Le cœur intellectuel de la semaine battait toutefois un peu plus loin, au 72-13 Mohamed Sultan Road, où se tenait le symposium « The Politics of Print: elephant in the room ». Imaginé par la curatrice Stephanie Bailey, ce programme de deux jours proposait une plongée frontale et revigorante dans l’âme radicale du médium. Des tables rondes autour de la « nouvelle renaissance de l’estampe » avec des figures de Sotheby’s et d’Avant Arte jusqu’au « Crit Club » performatif de l’artiste Cem A. (le provocateur derrière @freeze_magazine), le symposium a abordé aussi bien l’ADN des NFT que l’histoire de la gravure sur bois comme outil démocratique en Asie du Sud-Est.
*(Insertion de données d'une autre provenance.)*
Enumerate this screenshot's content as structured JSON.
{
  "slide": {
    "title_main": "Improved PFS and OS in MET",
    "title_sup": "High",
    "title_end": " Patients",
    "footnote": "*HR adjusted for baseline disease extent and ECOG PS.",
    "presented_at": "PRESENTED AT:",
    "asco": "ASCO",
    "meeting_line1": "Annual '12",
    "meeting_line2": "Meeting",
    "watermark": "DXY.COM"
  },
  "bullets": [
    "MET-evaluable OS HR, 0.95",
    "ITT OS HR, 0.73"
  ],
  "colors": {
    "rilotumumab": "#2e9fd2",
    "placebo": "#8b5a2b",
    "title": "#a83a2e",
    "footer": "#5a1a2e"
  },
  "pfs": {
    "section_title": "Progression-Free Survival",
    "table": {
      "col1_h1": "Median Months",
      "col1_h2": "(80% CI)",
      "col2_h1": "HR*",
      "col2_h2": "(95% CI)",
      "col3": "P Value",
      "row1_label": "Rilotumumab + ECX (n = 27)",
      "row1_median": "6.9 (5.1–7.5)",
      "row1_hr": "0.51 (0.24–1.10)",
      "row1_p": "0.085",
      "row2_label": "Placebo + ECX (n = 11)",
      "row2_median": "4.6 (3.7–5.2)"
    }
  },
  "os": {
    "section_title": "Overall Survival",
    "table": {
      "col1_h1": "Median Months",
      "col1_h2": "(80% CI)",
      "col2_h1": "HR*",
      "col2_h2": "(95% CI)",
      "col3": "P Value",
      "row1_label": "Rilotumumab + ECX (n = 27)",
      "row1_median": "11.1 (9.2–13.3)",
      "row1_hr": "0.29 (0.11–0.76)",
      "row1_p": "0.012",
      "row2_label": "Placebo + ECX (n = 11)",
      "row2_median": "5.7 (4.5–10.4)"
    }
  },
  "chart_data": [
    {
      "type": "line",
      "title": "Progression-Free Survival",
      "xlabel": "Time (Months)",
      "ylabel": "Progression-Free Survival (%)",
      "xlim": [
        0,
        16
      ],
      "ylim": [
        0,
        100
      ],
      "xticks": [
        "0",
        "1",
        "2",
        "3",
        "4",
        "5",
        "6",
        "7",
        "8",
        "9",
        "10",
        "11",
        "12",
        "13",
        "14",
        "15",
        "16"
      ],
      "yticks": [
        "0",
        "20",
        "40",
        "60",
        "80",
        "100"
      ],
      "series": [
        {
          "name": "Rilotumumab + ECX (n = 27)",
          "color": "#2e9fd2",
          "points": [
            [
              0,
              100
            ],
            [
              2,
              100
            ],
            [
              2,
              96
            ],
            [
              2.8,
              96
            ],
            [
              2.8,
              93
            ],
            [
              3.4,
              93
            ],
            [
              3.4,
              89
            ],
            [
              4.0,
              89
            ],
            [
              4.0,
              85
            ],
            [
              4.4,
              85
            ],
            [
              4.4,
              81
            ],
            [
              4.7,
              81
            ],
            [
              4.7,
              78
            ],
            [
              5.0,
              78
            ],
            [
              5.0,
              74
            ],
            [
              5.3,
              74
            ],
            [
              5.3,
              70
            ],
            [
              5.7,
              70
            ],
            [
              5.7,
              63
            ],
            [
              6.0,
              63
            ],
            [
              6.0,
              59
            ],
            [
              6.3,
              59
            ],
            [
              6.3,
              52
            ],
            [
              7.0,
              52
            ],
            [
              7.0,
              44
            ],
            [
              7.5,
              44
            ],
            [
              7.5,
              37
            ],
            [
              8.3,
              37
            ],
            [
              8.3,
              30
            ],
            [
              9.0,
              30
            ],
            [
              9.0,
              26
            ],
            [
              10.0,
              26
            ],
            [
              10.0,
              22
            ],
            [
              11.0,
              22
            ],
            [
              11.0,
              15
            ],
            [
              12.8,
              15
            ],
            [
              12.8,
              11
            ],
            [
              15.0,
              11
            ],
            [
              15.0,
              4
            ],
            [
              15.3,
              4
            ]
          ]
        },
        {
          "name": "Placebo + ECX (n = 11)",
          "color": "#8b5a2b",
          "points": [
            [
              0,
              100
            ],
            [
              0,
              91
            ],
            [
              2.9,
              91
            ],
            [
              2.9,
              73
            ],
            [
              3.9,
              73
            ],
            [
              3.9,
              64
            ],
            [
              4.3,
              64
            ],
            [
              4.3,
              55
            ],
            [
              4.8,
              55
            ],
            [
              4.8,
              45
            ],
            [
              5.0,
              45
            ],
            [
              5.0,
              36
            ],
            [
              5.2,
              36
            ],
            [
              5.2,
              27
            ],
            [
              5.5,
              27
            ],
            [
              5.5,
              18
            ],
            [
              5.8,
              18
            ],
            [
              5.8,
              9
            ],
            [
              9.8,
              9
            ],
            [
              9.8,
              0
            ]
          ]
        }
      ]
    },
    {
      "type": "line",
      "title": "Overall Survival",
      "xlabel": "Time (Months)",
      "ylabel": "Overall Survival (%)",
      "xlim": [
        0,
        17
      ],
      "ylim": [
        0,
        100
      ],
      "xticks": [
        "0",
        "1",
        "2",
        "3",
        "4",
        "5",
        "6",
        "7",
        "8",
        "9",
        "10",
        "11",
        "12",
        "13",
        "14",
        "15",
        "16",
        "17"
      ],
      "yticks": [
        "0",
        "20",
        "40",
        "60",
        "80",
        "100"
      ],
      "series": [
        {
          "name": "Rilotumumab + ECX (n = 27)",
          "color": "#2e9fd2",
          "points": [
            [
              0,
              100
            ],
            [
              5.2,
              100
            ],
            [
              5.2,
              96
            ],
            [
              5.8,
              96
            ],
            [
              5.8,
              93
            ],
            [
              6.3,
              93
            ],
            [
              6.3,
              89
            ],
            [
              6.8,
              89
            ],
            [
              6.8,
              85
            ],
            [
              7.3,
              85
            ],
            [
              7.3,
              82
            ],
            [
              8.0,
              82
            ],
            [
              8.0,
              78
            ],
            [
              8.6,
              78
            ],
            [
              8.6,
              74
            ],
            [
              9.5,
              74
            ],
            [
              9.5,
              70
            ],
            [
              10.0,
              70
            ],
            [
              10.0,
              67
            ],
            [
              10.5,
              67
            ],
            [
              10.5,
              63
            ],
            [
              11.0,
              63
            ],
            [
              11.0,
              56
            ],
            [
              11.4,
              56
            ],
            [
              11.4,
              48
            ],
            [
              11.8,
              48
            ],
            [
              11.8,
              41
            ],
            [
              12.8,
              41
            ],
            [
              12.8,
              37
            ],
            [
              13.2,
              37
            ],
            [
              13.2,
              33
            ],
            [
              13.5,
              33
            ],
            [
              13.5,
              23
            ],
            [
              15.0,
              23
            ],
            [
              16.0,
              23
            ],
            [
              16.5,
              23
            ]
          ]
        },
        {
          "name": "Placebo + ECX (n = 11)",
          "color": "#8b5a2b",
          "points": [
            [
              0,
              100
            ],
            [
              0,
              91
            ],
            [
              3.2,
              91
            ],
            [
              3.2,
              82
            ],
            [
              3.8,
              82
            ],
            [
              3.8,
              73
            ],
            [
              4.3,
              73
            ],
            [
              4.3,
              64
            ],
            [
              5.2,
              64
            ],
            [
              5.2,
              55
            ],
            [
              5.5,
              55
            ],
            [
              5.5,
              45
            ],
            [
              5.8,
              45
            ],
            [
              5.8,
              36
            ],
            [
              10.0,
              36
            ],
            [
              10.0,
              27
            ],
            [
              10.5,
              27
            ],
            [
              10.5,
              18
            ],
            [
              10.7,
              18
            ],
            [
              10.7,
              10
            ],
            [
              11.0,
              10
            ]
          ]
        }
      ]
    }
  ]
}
La directrice exécutive Eu l’a résumé à la perfection : cette initiative fondatrice vise à ouvrir le monde de l’art contemporain par un médium à la fois profondément démocratique et d’une sophistication extrême. À l’issue de la conversation de clôture entre Salima Hashmi et Rirkrit Tiravanija, le verdict était sans appel : STPI a annoncé un basculement global dans la hiérarchie de l’art. Pour le collectionneur d’aujourd’hui, la leçon est limpide. L’avenir de l’avant-garde ne se joue pas seulement sur un écran : il se presse dans les matrices, se déploie en encres somptueuses et vous attend, patiemment, sur le quai.
The Print Show est ouvert gratuitement au public jusqu’au 7 février à STPI.